Low levels of education are a powerful predictor of anti-immigration sentiments. However, there is little consensus on the interpretation of this important correlation: is it causal or does it result from powerful selection biases? We provide a first step toward answering this question by exploiting compulsory schooling reforms in five Western European countries with politically-influential anti-immigration movements. We find that compelling high school drop outs to stay on for at least an additional year decreases anti-immigration attitudes later in life. Instrumental variable estimates imply that each additional year of secondary schooling re- duces opposition to immigration, and the belief that immigration erodes a country’s quality of life, by around ten percentage points. This study is the first to our knowledge to document that education causally reduces anti-immigration attitudes, and suggests that increasing education can breed tolerance for immigration. We discuss the implications for future research on the determinants of anti-immigration sentiment.
“The Two Facets of Social Policy Preferences” (With Kris-Stella Trump), Journal of Politics, 77(1), January 2015 [link].
Most political economy models start from the assumption that economic self-interest is a key predictor of support for income redistribution. A growing literature, in contrast, emphasizes the role of “other-oriented” concerns, such as social solidarity or affinity for the poor.
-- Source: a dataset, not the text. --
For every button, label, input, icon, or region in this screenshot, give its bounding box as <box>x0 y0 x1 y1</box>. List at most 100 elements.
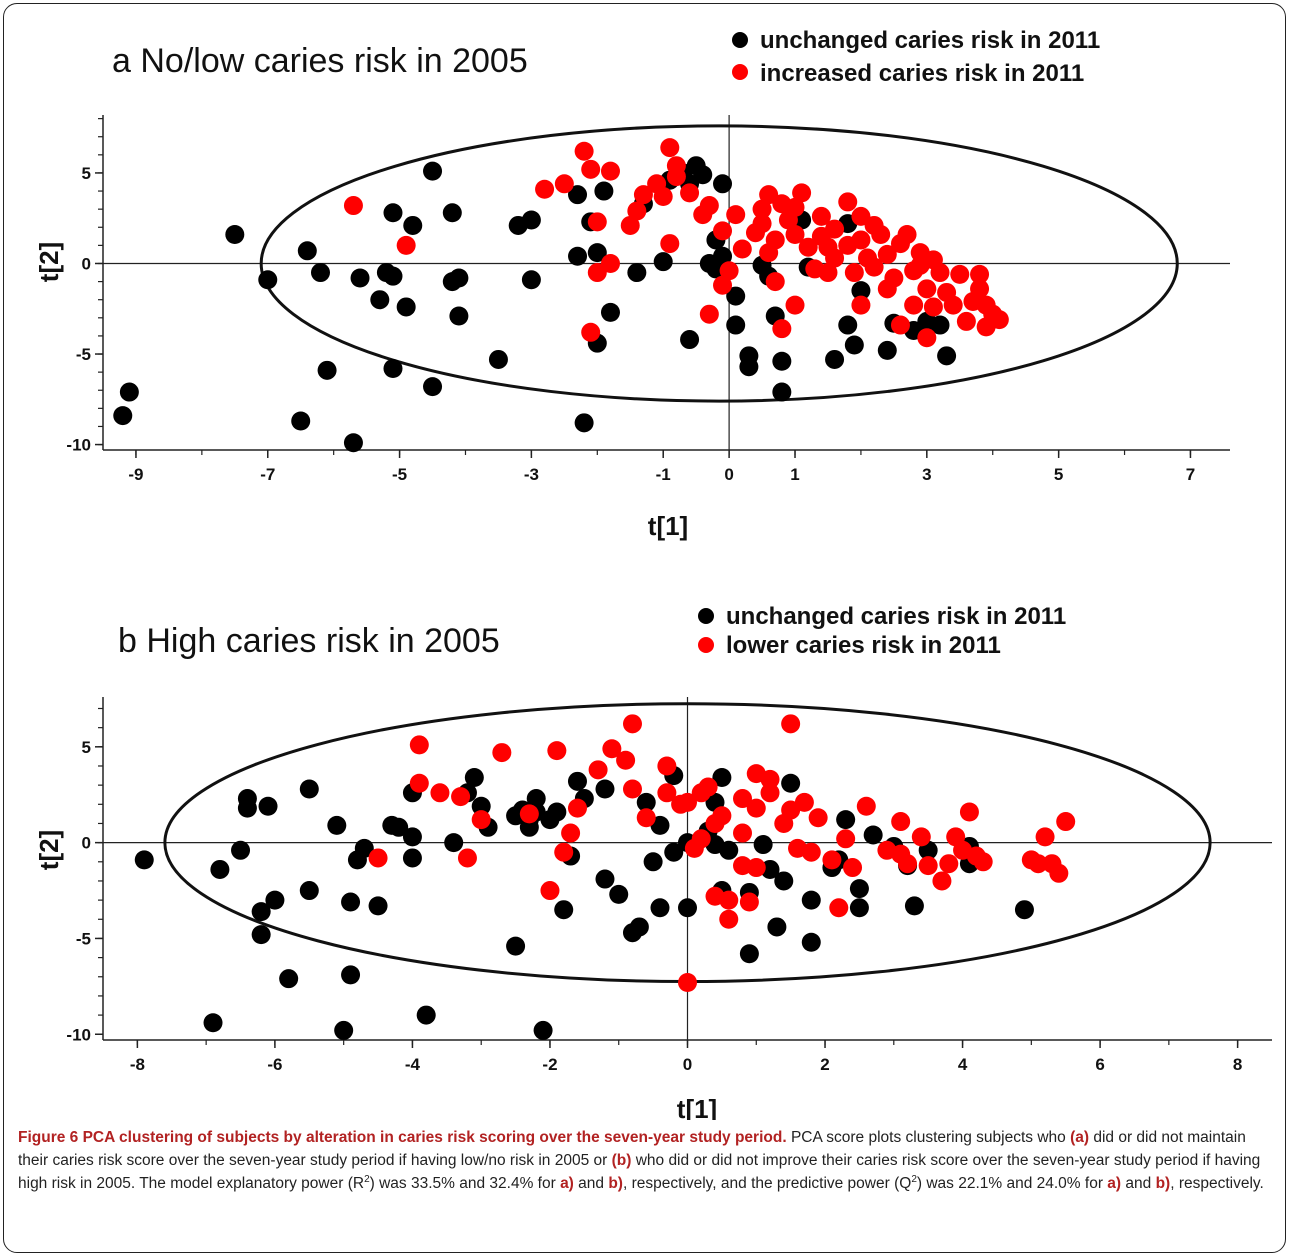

These frameworks generate distinct, often conflicting predictions about variation in mass attitudes toward redistribution. We argue that this tension is in part an artifact of conceptualizing demand for redistribution as unidimensional and propose distinguishing between redistribution conceived as taking from the “rich” and redistribution conceived as giving to the “poor.” These two facets of redistribution prime different individual motives: self-oriented income maximization on the one hand and other-oriented social affinity with welfare beneficiaries on the other. We find strong evidence for this framework using British longitudinal survey data and cross-sectional data from four advanced industrial countries. We discuss the implications for studying changes in mass support for redistributive social policies.